Researchers at Chalmers University of Technology in Sweden and Oslo University Hospital in Norway have found signs of Parkinson's disease in blood samples taken years before the shaking hands or stiff muscles that most people notice first. The work points to a narrow time frame early on when the body leaves clear traces of the illness in the blood. These traces come from how cells deal with stress and fix their own DNA.
Background
Parkinson's disease affects about one million people in the United States alone, and millions more around the world. It starts quietly in the brain, where cells that make dopamine—a chemical needed for smooth movement—begin to die off. By the time a person notices trouble walking or holding a cup steady, half or more of those cells are often gone. That lost time makes it hard to slow the disease down.
Doctors today rely on watching symptoms to diagnose Parkinson's. There is no sure way to catch it early. Past efforts looked at brain scans or fluid from the spine, but those methods are tough to use on a large scale. They cost a lot and need special equipment. Blood tests, on the other hand, are simple. A nurse can draw blood in any clinic, and results come back fast.
This new research changes the picture. The team studied blood from people at different stages of Parkinson's. They found patterns in gene activity that show up only in the very beginning. These patterns link to basic cell work: handling stress from damage and repairing DNA breaks. As Parkinson's moves on, those patterns vanish. The findings came out this week in a medical journal focused on the disease.
The study built on years of tracking patients. Some had no symptoms yet but later developed Parkinson's. Others had the disease for a while. Healthy people served as a control group. By comparing all these blood samples, the researchers pinned down what makes the early stage unique.
"By the time the motor symptoms of Parkinson’s disease appear, 50 to 80 per cent of the relevant brain cells are often already damaged or gone. The study is an important step towards facilitating early identification of the disease and counteracting its progression before it has gone this far," says Danish Anwer, a doctoral student at Chalmers University of Technology and the study's first author.
Key Details
The team measured activity in genes inside blood cells. They focused on ones tied to stress responses and DNA repair. In people just starting Parkinson's—before any shakes or slowness—these genes turned on in a specific way. That signal lasted only a short time, maybe months or a couple of years.

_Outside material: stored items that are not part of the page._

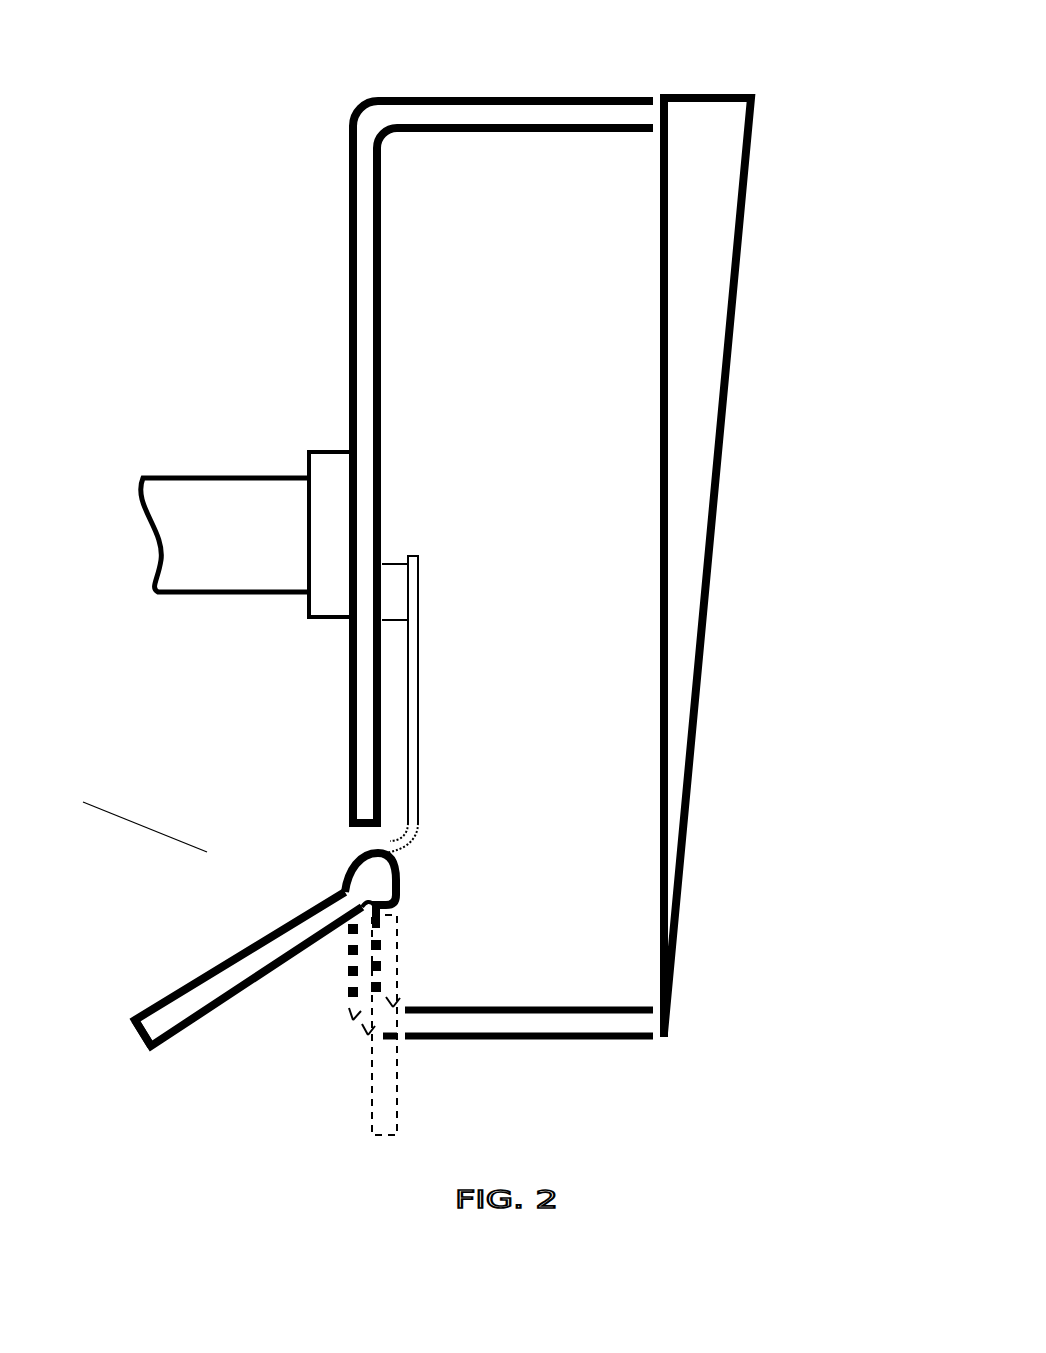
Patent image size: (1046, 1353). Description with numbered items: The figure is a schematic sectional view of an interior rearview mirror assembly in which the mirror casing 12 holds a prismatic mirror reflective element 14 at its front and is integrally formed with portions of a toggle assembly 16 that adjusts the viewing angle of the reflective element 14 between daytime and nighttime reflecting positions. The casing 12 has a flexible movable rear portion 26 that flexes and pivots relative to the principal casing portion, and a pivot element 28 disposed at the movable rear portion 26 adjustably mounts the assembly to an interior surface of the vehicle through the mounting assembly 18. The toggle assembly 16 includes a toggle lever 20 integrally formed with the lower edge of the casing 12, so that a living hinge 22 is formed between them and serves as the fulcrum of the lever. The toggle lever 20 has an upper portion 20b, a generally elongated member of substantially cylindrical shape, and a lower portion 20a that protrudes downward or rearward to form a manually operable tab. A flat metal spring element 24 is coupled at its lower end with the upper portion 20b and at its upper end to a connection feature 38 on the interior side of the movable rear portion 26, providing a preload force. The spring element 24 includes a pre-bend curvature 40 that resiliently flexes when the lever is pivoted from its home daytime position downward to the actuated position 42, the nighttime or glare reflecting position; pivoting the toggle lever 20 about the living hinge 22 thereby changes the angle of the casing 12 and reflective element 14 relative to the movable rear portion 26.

The mirror casing 12 is at (528, 97).
The prismatic mirror reflective element 14 is at (705, 298).
The toggle assembly 16 is at (207, 852).
The mounting assembly 18 is at (209, 451).
The toggle lever 20 is at (312, 972).
The lower portion 20a is at (172, 1018).
The upper portion 20b is at (397, 868).
The living hinge 22 is at (406, 921).
The spring element 24 is at (413, 728).
The movable rear portion 26 is at (347, 698).
The pivot element 28 is at (332, 462).
The connection feature 38 is at (392, 577).
The pre-bend curvature 40 is at (412, 833).
The actuated position 42 is at (348, 1163).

How They Found the Markers
Scientists used tools to read RNA, which shows which genes are active. Blood from over 100 people went under the microscope. The group included those with early signs like lost smell or sleep issues, full Parkinson's patients, and healthy volunteers. Patterns stood out in the early group alone. No other blood test has nailed this phase so well before.
The markers match what happens in the brain. Dopamine cells face extra stress early. They try to fix DNA damage from things like toxins or aging. Blood picks up that fight because cells there react the same way. Once brain damage spreads, the early signals stop. Later stages show different changes.
Researchers tested the idea across samples taken over years. People who seemed fine at first draw but got diagnosed later had the markers. That proves the test spots risk before doctors can tell by eye.
The method is practical. No fancy machines needed beyond standard lab gear. Cost stays low, under $100 per test in bulk. Results take days, not weeks.
"This means that we have found an important window of opportunity in which the disease can be detected before motor symptoms caused by nerve damage in the brain appear," says Annikka Polster, assistant professor at Chalmers who led the study.
What This Means
An early blood test could change how doctors handle Parkinson's. Right now, treatment starts after symptoms hit. Drugs like levodopa help movement but do little for brain cell loss. Catching the disease in that quiet window lets doctors try new options while most cells still work.
Trials for slowing drugs might use this test to pick patients. People at risk could get checked during routine visits. A positive result leads to close watch or lifestyle changes that might delay onset. Things like exercise and diet already show promise in holding off symptoms.
Within five years, the team expects these tests in clinics for real-world checks. First, they need bigger studies to confirm the markers work everywhere. Then come easy-to-use kits for any doctor's office.
Over time, the work opens doors to drugs targeting those early cell stresses. If pills can boost DNA repair or cut stress, they might keep dopamine cells alive longer. No such treatment exists yet, but the blood signals give a clear target.
Families with Parkinson's history stand to gain most. They could test yearly and act fast. Public health systems might screen older adults, much like cholesterol checks for heart risk. That shifts Parkinson's from a late surprise to a managed condition.
The findings also help other brain diseases. Alzheimer's and similar ills might leave blood traces too. One test could check for several risks at once.
Researchers now plan to map exactly why these genes fire up early. They want simpler detection tools and links to everyday risks like pesticides or head injuries. Each step builds toward tests that save years of healthy life.